Senator Darragh O'Brien mentioned VHI. The clinical audit is one thing and there is the other audit. We will also now do a deal with VHI and I have informed it of this. I believe it should be doing this on the private side but public patients should not be charged per day any more but per procedure. If the hospital is efficient the procedure will be done efficiently and the patient will be in and out quickly. If it is inefficient then the hospital will lose money. That is the only fair way to do it.
Senator Conway spoke about vested interests. As we challenge and change the status quo the noise will grow to a deafening din - it is getting a bit loud already. We are not afraid of that. We said we would change things and we will do so. As I said on a radio programme, we were elected by the people to do it. They did not say they would like us for the way we did it or that they would like us for having done it, but we will do it.
The value for money audit was mentioned. I have said we are focused on outcomes for patients and not inputs, which formed the main focus of the previous Government. We can measure hospital outcomes in many ways, but we still do not have the measures of outcomes in primary care we need.
Senator Cullinane spoke about rearranging the deckchairs on Titanic - I have dealt with that issue. I have spoken to his obsession with inputs rather than outputs. I have spoken about the consultant talks at the LRC. I thank the consultants' leadership for bringing this to a ballot of their membership. They are leaders in the health service and where they lead others will follow. Senator Crown mentioned nurses and said that there would not be anybody in the theatre to support the consultants - there will be. Nurses are already well used to working different shifts as are others. We will get the efficiency and care citizens need in a much better way. I believe consultants will also have much better job satisfaction.

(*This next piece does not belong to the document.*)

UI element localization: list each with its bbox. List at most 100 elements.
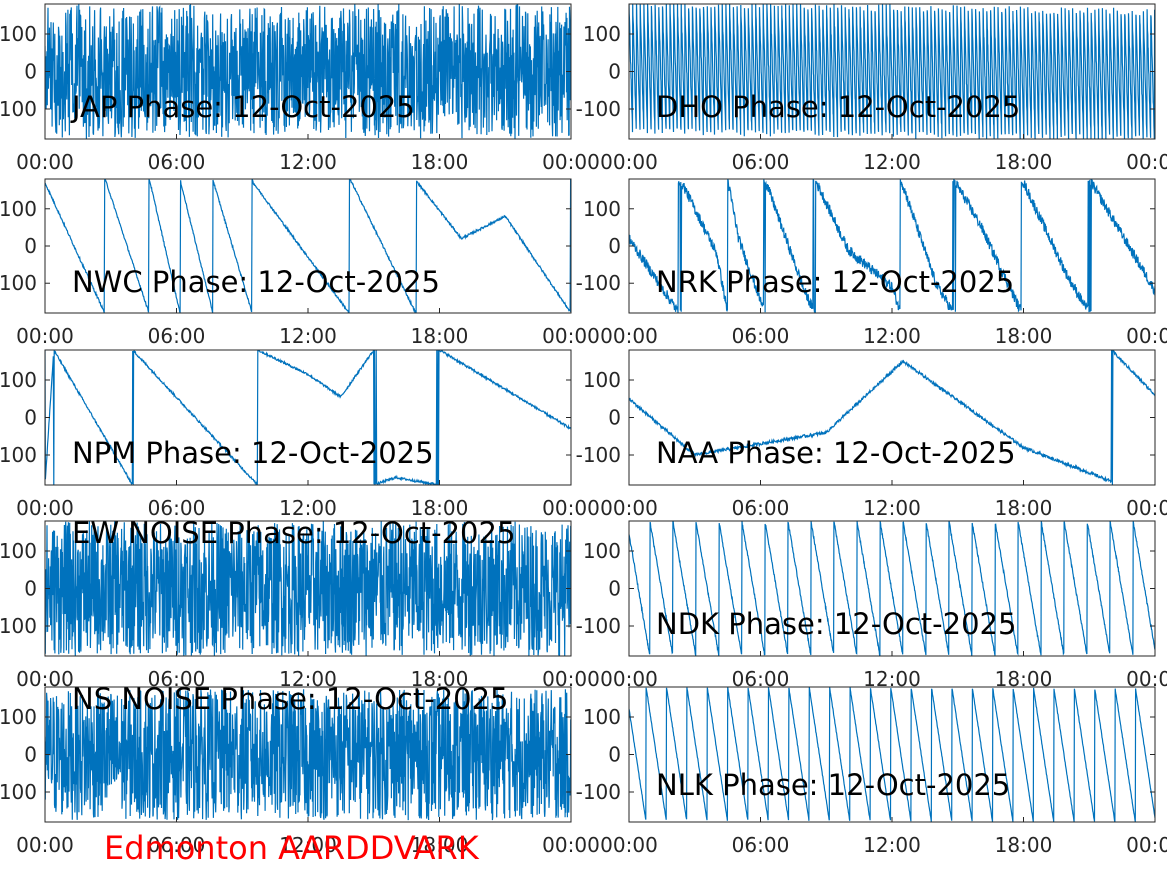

I am not sure of the accuracy of whether there is an increase in the waiting list for outpatient appointments in Waterford Regional Hospital. The Senator spoke about the announcement of ยค130 million by civil servants - they were not civil servants, but public servants. I appeared on the radio and television the following day to reassure the people that they would not lose their service. Just as increasing inputs does not necessarily improve outcomes, reducing them does not necessarily mean a cut in outcomes for patients. From what the Senator has said I know he agrees with the model of care we are proposing and universal health insurance. If there are real concerns in Waterford Regional Hospital about the new hospital groups we will review it and consult further. The Senator concluded his speech by saying it was not a bad idea but I must do better. I have not heard any better idea from him.